JOINT BASE MYER-HENDERSON HALL, Va. (Nov. 23, 2011) -- Within the area of Holmes County, Ohio, rests the world's largest Amish community, a community which taught Sgt. Ruben Troyer, from an early age, the true value of horses.
"There were 20 to 30 horses specific to my family," said Troyer. "Horses were our transportation and our means to farm. They were our livelihood."
Now 29 years old, and the senior horse trainer for the 3d U.S. Infantry Regiment (The Old Guard) Caisson platoon, Troyer is still depending on horses, but in a totally different way.
The Old Guard Caisson platoon, the only platoon of its kind in the United States Army, maintains a solemn mission, laying to rest our nation's heroes in Arlington National Cemetery, Va. Six horses, lead by four Soldiers, pull a flag draped casket atop a black artillery caisson into the cemetery five days a week.
"I realize the success of this mission starts with me because I have to get the horses ready before they go out into the cemetery," said Troyer.
Although Troyer admits this task is a full-time job and lots of hard work, Troyer doesn't deny his Amish roots help ease the pressure.
"My upbringing taught me how horses react in certain situations and what I can and can't do around them," said Troyer. "I've learned their bad habits and I know ultimately it's all about earning their respect and confidence."
For Troyer, gaining a horse's respect and confidence starts with first earning its trust.
"You have to show the horse who's in charge by also letting them know you're there to lead them and not hurt them," Troyer added.

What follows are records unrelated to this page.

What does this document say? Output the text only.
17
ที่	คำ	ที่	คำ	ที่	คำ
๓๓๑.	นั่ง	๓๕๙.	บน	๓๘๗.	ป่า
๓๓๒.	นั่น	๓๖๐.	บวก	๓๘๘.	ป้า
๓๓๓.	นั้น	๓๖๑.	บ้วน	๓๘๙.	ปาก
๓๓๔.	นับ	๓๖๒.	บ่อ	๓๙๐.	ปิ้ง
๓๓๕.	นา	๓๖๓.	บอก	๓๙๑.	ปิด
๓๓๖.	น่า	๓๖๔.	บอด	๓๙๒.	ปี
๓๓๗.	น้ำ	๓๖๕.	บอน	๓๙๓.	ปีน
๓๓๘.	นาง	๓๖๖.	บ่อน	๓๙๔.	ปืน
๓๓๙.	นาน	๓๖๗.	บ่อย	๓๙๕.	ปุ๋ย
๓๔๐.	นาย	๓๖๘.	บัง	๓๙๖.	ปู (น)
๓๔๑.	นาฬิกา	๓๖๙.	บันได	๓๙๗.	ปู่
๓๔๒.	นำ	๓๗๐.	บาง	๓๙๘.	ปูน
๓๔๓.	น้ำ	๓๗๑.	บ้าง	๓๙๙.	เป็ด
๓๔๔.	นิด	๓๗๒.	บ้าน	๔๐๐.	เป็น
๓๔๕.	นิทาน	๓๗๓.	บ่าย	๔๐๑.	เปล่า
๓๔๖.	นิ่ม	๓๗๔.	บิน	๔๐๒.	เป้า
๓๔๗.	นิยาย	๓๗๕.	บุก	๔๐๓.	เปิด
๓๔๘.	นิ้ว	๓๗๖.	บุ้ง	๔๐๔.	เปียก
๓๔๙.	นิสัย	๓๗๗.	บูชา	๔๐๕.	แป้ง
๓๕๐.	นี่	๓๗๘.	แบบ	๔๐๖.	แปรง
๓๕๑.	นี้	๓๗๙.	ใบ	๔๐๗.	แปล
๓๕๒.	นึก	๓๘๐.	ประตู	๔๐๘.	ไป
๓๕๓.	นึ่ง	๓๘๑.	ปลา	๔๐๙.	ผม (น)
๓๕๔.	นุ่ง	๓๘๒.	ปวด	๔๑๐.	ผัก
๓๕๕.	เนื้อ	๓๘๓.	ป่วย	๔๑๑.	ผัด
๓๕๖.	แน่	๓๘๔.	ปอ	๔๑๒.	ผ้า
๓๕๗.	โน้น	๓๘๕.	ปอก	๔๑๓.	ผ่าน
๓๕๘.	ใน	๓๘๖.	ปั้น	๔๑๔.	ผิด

Staying true to his word, Troyer never leads horses new to the Caisson family out blindly.
"I want to be the first one to ride the new horses out into the cemetery," said Troyer. "I'll stay with the each horse for a couple of weeks to ensure he's familiar with the cemetery and integrated well before I pass him off to a new rider."
No matter who's riding the horse or what the horse is pulling; a plow, an Amish wagon or Caisson, the spirit of a horse holds deep meaning in Troyer's heart.
"To see a horse that has absolutely no regard for a human being at first, then seeing them respond to training, getting their respect and confidence, and getting them to trust me enough to put a saddle on their back and ride them to the point that they are functional in a ceremony for the United States Army is a great honor," said Troyer.